Nothing makes me happier than seeing my husband smile. And his grin was ear to ear when he grabbed the rope behind a boat in the Caribbean and took off on a wakeboard.

 

Monday, December 5th was a day that will live in infamy. It was the dreaded Pathology test at St. George’s University. For some it was the titillating, tempting end to a long and hard seven moths of bleary-eyed, masochistic med school. For others, it was just the beginning of taking the class over again. As the minutes ticked by that morning, I prayed. Finally, the hour had come and my sweet husband came home and collapsed on the couch. He wasn’t crying. I let out a sigh of relief and knew that we had passed Pathology.

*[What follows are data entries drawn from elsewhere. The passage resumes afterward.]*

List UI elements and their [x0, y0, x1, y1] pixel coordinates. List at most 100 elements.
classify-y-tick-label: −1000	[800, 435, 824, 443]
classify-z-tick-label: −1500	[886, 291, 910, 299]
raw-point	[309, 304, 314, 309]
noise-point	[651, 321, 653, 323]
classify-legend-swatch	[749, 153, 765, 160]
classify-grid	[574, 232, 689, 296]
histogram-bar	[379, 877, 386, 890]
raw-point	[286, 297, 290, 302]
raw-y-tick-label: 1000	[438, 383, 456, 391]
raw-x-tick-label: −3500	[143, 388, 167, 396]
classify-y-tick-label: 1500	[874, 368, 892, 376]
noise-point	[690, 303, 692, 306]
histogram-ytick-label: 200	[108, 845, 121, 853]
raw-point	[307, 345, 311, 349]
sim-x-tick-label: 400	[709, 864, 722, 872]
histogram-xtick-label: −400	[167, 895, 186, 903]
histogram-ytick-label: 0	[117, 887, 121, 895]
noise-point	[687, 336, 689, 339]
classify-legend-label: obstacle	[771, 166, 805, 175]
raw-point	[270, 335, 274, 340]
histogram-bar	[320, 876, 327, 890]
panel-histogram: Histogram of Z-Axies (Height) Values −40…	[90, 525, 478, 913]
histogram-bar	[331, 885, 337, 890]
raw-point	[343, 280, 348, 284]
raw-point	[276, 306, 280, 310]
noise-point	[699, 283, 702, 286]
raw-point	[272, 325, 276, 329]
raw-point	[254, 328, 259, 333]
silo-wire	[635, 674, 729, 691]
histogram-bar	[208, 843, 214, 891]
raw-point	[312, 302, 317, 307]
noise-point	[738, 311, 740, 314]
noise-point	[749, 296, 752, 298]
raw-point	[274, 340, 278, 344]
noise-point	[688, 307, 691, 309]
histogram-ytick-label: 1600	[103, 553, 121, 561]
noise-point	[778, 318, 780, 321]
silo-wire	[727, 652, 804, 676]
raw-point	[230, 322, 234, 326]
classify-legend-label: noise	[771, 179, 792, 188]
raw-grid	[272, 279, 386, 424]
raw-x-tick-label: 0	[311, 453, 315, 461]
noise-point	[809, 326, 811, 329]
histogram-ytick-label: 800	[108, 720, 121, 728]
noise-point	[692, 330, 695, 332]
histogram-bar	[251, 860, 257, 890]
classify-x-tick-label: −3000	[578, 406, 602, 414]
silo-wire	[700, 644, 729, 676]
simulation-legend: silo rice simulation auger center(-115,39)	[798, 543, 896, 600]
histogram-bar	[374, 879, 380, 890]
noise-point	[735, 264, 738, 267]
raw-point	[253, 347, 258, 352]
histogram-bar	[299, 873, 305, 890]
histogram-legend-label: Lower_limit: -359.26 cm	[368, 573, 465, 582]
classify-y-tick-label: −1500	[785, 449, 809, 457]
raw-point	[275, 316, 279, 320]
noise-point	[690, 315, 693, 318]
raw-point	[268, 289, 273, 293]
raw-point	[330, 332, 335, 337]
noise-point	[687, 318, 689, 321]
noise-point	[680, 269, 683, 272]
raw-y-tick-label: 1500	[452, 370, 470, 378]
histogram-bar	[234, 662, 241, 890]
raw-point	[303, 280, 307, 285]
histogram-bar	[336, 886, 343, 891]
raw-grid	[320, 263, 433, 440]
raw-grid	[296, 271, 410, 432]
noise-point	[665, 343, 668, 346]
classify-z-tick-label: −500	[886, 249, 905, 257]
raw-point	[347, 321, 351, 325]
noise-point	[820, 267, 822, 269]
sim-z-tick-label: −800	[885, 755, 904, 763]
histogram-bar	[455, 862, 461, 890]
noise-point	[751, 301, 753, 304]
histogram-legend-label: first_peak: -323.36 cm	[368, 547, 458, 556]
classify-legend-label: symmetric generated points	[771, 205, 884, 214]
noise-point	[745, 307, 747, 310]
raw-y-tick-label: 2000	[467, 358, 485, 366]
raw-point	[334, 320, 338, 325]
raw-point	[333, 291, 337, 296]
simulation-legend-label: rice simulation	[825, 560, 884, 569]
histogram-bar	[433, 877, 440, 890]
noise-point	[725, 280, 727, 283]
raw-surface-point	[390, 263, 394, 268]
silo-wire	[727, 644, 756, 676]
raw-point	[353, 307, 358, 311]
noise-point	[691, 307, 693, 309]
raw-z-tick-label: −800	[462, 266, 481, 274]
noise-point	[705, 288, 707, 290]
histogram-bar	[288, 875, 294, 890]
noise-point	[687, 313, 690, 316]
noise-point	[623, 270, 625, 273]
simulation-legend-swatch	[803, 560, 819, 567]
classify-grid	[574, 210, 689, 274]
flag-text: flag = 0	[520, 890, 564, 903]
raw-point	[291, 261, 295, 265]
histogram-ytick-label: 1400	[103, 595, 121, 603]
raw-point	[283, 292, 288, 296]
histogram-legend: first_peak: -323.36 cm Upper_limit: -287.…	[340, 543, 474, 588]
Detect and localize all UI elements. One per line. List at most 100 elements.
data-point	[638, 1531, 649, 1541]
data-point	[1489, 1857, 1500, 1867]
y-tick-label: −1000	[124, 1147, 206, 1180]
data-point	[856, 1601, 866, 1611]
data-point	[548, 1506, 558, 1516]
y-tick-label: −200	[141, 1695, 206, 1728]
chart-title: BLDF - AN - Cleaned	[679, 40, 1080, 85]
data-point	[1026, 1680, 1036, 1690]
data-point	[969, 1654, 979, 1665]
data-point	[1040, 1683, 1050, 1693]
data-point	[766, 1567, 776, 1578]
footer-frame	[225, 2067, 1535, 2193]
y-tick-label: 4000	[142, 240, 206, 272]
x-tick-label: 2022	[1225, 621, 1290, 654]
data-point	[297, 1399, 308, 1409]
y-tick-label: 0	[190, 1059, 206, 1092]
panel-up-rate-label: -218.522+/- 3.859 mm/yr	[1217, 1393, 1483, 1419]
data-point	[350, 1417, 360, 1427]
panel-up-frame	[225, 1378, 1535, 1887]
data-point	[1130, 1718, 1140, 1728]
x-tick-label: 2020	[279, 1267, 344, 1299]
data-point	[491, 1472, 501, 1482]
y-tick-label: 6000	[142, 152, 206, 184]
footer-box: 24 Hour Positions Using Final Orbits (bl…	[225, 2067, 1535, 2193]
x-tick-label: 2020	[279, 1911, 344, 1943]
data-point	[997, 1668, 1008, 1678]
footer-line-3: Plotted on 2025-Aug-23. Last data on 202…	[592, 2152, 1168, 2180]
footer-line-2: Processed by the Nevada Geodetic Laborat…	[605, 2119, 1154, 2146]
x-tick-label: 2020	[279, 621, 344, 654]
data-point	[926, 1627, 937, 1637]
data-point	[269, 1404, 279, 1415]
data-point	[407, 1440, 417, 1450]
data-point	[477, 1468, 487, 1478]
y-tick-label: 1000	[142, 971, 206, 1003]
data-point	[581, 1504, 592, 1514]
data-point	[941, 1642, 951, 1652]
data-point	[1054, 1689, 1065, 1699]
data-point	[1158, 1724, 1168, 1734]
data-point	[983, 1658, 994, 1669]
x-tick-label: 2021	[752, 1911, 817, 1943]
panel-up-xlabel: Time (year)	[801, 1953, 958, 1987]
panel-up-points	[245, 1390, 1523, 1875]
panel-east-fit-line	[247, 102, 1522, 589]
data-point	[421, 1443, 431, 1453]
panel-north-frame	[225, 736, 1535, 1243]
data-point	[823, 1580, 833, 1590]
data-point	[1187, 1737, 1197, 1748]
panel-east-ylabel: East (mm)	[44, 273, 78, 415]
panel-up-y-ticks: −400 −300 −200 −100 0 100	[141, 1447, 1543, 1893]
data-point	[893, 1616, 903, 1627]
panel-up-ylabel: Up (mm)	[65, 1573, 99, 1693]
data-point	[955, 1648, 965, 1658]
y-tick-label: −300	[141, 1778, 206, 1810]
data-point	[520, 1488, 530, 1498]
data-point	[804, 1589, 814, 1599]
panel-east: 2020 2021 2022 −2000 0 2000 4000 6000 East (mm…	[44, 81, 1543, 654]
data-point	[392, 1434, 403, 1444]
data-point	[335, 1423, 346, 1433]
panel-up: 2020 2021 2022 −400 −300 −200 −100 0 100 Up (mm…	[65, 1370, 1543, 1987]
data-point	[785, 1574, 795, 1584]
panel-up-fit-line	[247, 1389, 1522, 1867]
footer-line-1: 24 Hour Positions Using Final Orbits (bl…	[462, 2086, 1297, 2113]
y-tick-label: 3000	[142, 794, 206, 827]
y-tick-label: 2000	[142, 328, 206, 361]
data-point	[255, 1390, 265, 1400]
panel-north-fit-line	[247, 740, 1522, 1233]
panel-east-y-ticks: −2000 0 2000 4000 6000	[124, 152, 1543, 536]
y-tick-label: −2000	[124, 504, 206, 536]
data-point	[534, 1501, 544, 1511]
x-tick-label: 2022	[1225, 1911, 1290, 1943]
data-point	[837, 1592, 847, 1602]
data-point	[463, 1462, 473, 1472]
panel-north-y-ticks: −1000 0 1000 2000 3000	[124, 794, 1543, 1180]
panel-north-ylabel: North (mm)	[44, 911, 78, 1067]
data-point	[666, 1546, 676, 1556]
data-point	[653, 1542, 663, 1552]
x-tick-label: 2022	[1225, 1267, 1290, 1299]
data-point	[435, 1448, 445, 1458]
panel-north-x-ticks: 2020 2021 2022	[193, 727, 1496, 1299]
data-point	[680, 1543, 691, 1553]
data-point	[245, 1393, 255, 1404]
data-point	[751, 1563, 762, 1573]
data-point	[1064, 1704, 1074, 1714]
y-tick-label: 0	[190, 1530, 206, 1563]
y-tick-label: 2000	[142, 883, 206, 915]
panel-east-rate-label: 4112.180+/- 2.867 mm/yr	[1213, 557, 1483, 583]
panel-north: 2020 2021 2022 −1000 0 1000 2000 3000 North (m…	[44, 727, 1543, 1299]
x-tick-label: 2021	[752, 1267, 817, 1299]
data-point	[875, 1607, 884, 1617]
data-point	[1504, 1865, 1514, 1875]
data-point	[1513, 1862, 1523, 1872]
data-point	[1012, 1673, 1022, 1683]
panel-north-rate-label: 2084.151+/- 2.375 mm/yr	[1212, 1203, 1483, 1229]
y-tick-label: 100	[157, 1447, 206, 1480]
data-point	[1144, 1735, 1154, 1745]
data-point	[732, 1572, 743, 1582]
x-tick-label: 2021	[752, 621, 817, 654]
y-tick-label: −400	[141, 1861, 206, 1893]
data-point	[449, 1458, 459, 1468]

Gigantor was bigger than I remembered. At our wedding we propped up a cardboard cutout of my brother – it was a 6-foot Mit Romney frame with a familiar face pasted on to it. I thought it was tall. It was nothing compared to the man I found when I came home. Brendan had been gone for two years serving his mission for the Church of Jesus Christ of Latter Day Saints. During that time, I got married, moved away and didn’t get to see him come home. This Christmas, the best gift I received was laughing again with my little brother, gigantor.

 

May you each have a happy New Year filled with more ups than downs, more family and friends and more adventures.